Achieving Fame. by PhilipCatshill
Short story on the word Fame writing prompt entry
"He always said he'd be famous one day. One day I'll be famous, mother. Will you put your teeth in then? Oh, how we laughed." The grotesque, toothless figure of Jessie Roberts, the victim's ruddy faced mother, wrenched her lard-ridden body from the comfort of its worn out armchair. She took the framed photograph from the mantel and pushed it into Susan's hand. "I told him, don't you go chasing the floozies. Colin always laughed, 'cause, you know, he wasn't keen on the floozies. No, my Colin liked the big boys. Then in comes that detective. Jessie, he said it slowly like the butter 'ad turned rancid in his mouth."
Susan cringed at the smell of Jessie's sour breath, and looked down at the silver frame and the picture it contained. "But..." she began but caught Dave's sudden shake of his head.
Jessie seemed oblivious to the reaction and continued, "Mrs Roberts to you, I told him. I was thinking he was going to tell me Colin was in the nick again." She took the photo back and sank heavily into the chair. For a moment, Susan couldn't decide whether the noise had emanated from a crease in the worn out leather. It didn't take long for the nauseating stench to persuade her that it had come from another source. It seemed Jessie was unaware of the odour of her achievement as she continued, "Then he smirked and told me, laughing all over his face, he was. Your boy's found his fame, Jessie. Get your coat on an' I'll take you to the morgue. He didn't even tell me Colin was dead." Reaching her stubby fingers into a brown paper bag of Cadbury's miss-shapes, she squeezed a handful one by one. If it proved the centre was soft by giving way to her pinch, she placed it on the arm of the chair. "Here," she said, "Will you be havin' a chocolate, Mr Coleman?"
"No thank you, Mrs Turner. I have to watch my figure."
"Oh 'ark at him!" Jessie laughed and farted again. "Hardly a scrap of meat on him is there? You were never his type, were you, Mr Coleman? Oh, my Colin liked the big boys. Then they killed him, that's what the big boys did to him. The big boys beat half his pretty face to pulp. Have a chocolate dear."
She thrust the bag towards Susan, who without thinking, popped her fingers into the bag and took out the hard core of a miss-shape.

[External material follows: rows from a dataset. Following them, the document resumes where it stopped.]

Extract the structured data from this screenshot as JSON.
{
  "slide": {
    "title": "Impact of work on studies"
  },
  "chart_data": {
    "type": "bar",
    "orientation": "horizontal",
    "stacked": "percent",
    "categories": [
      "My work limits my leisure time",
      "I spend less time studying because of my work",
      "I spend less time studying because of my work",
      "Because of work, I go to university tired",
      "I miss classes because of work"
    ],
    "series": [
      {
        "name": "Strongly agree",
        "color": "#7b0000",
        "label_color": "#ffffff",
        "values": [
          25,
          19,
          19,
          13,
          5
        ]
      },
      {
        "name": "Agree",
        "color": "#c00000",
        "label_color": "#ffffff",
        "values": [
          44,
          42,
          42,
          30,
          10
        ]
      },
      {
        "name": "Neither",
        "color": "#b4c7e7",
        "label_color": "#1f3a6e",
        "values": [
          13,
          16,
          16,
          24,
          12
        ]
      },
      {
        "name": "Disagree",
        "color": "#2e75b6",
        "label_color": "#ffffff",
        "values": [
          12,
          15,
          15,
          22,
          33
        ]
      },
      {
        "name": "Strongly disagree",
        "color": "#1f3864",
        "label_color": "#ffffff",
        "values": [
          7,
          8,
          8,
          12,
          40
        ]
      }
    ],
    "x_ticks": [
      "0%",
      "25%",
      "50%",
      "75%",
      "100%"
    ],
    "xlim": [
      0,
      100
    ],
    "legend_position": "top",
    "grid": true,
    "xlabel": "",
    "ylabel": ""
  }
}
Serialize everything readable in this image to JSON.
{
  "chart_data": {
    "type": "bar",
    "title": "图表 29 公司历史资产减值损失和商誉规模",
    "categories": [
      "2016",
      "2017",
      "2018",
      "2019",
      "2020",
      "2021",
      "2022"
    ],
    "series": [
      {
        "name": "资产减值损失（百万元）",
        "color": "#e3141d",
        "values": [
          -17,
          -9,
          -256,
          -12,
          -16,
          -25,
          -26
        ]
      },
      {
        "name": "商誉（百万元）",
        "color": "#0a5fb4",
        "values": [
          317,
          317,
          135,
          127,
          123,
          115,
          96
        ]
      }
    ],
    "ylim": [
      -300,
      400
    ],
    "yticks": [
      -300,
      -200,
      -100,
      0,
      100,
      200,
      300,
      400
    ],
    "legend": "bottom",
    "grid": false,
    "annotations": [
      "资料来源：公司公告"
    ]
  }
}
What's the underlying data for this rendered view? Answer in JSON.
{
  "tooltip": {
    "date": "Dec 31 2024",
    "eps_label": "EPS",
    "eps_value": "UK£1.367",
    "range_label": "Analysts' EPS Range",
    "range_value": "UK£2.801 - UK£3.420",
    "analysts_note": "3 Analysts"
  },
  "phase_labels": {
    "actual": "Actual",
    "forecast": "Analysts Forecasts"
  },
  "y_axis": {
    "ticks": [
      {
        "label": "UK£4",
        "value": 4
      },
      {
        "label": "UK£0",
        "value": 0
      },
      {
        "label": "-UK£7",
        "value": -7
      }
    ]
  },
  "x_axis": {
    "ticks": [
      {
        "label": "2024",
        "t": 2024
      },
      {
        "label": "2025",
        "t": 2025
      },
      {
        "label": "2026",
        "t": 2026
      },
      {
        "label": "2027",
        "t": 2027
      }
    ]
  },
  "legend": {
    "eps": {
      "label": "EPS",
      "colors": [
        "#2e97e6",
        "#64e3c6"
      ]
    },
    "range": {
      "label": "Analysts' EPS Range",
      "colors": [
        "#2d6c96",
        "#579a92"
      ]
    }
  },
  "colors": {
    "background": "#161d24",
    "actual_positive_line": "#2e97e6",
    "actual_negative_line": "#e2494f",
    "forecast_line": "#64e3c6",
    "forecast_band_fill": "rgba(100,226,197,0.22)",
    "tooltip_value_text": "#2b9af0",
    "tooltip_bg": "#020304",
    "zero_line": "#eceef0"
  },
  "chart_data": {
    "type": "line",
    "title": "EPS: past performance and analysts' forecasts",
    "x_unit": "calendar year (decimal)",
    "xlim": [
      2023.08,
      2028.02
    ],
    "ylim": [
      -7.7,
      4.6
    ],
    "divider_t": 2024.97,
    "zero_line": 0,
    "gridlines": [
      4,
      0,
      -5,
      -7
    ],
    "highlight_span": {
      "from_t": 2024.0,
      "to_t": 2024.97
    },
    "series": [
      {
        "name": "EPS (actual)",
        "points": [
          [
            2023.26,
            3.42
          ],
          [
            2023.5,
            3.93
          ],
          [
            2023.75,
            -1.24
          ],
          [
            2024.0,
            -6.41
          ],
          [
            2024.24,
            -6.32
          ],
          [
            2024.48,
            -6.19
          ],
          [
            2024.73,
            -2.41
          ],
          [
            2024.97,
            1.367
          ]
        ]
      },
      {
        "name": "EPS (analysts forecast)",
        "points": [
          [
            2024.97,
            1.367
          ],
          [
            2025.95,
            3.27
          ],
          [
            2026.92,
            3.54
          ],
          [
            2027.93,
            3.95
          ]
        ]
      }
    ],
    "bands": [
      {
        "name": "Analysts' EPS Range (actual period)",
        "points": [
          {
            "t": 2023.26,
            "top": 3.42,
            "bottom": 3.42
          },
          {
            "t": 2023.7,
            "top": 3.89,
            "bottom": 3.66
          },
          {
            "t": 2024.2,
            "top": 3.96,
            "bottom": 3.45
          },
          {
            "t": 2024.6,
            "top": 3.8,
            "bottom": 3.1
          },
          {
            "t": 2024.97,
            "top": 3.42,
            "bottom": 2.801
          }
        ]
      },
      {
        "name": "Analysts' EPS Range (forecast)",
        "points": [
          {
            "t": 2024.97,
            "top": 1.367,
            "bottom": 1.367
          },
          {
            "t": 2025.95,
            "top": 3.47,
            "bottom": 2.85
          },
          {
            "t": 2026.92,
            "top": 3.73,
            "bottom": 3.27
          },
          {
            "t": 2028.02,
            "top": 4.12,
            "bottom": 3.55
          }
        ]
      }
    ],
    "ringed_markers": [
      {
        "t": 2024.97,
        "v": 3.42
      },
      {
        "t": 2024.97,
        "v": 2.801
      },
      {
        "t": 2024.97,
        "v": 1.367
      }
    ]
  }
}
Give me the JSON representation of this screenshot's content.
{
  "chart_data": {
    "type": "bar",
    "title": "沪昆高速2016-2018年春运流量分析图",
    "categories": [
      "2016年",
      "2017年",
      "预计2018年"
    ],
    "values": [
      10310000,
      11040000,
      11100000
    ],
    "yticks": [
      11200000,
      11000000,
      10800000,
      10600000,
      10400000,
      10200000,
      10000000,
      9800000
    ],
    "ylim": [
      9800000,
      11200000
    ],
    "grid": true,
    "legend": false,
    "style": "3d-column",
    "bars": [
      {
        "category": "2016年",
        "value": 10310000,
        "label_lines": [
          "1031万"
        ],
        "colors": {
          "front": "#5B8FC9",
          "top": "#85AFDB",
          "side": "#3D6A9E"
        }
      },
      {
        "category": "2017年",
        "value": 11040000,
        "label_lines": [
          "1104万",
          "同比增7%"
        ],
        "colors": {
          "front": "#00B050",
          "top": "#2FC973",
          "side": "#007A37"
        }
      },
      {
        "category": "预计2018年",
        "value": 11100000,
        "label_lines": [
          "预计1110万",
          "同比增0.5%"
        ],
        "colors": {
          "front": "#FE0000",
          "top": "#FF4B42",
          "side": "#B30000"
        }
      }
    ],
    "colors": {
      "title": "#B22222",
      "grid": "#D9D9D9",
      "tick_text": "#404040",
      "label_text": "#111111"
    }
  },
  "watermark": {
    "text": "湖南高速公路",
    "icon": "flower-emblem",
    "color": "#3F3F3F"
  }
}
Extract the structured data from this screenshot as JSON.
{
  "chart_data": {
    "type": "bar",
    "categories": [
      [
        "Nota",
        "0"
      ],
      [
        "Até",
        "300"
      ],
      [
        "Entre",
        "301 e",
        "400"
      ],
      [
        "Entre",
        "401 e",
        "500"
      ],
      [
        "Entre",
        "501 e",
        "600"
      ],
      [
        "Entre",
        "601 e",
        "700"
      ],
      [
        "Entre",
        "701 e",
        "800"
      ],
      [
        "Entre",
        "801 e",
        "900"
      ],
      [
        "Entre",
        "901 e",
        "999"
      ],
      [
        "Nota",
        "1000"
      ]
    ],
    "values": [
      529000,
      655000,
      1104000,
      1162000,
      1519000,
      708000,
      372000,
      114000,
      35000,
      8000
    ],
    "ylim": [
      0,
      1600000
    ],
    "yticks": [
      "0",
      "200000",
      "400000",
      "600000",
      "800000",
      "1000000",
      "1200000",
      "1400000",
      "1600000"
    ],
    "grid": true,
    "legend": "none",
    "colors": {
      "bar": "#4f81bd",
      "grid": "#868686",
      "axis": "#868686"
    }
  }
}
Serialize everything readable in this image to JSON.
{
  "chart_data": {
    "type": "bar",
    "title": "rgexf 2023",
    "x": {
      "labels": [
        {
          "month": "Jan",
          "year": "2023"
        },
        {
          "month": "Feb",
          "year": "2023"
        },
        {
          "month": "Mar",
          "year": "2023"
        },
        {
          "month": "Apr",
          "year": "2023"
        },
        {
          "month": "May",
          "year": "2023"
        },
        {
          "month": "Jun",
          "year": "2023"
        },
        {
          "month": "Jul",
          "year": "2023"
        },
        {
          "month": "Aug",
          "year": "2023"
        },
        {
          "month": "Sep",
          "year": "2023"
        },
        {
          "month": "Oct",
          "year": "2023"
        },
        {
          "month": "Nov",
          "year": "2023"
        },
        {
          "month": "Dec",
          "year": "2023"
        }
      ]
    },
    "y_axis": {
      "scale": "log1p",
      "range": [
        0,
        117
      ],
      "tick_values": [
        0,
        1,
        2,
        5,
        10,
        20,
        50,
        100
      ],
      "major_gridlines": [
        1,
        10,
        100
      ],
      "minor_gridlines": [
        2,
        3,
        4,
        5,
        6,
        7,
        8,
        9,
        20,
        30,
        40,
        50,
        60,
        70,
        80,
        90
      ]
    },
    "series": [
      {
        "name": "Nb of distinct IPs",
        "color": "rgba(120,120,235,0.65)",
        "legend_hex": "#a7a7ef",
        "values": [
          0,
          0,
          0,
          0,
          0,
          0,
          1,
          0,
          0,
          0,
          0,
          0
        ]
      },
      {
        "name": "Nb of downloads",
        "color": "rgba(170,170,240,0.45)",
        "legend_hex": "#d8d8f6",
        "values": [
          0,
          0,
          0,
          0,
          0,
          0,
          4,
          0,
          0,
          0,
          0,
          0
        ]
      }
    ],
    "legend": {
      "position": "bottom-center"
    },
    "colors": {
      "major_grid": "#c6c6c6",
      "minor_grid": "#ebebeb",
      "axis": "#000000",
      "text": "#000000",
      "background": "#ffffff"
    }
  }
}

It was devoid of chocolate and had almost reached her mouth before she noticed the cringing look of horror on Dave's face. "Perhaps I shouldn't," she stammered, and moved to return it to the bag.
"Here no," Jessie said, as she snatched the bag away. "I can't bite the buggers with the hard bits in the middle. Take it with you love. Here, I'll find you some more." Susan watched in revulsion as stubby fingers rustled through the bag. The chocolates emerged one at a time. Each received a determined squeeze. If it squelched into submission, it joined a rapidly growing line on the arm of the chair. Any that resisted the challenge found their way into the toothless woman's mouth. A few determined sucks rendered them devoid of chocolate. Then the stubby fingers retrieved the mangled mess. "Here," Jessie said, thrusting it towards Susan. "You can have this one. Hang on, I'll find you another."
It continued until the bag was empty, and Susan had sticky palms bearing eight or nine of the revolting remains. Jessie settled back into the armchair. This time there was no mistaking the sound, or its origin. Lifting her stick, she pressed it onto the knob of the TV. As the sound blasted into the room, Dave suggested with a nod to Susan that it was time to leave.
"I tried to warn you," Dave laughed. Susan heaved, apologised and heaved again as she rinsed her hands in the freezing water from the drinking fountain on The Square.
"Dave, that was awful. I almost ate one of those things."
"You wouldn't have been the first. Colin warned me when I had less police service than you have. Thank your stars she didn't insist on making you drink her tea!"
"You knew Colin Turner? That photo, surely that wasn't him, was it?"
"Okay, so who do you think it was?"
"Was it Elvis Presley?"
"That would be my guess. Colin was a longhaired, five-foot-six homosexual who craved fame. Now he's famous because someone killed him ten years ago today. Jessie's got the son who craved fame mixed up with the most famous man in the world. That's all. It happens."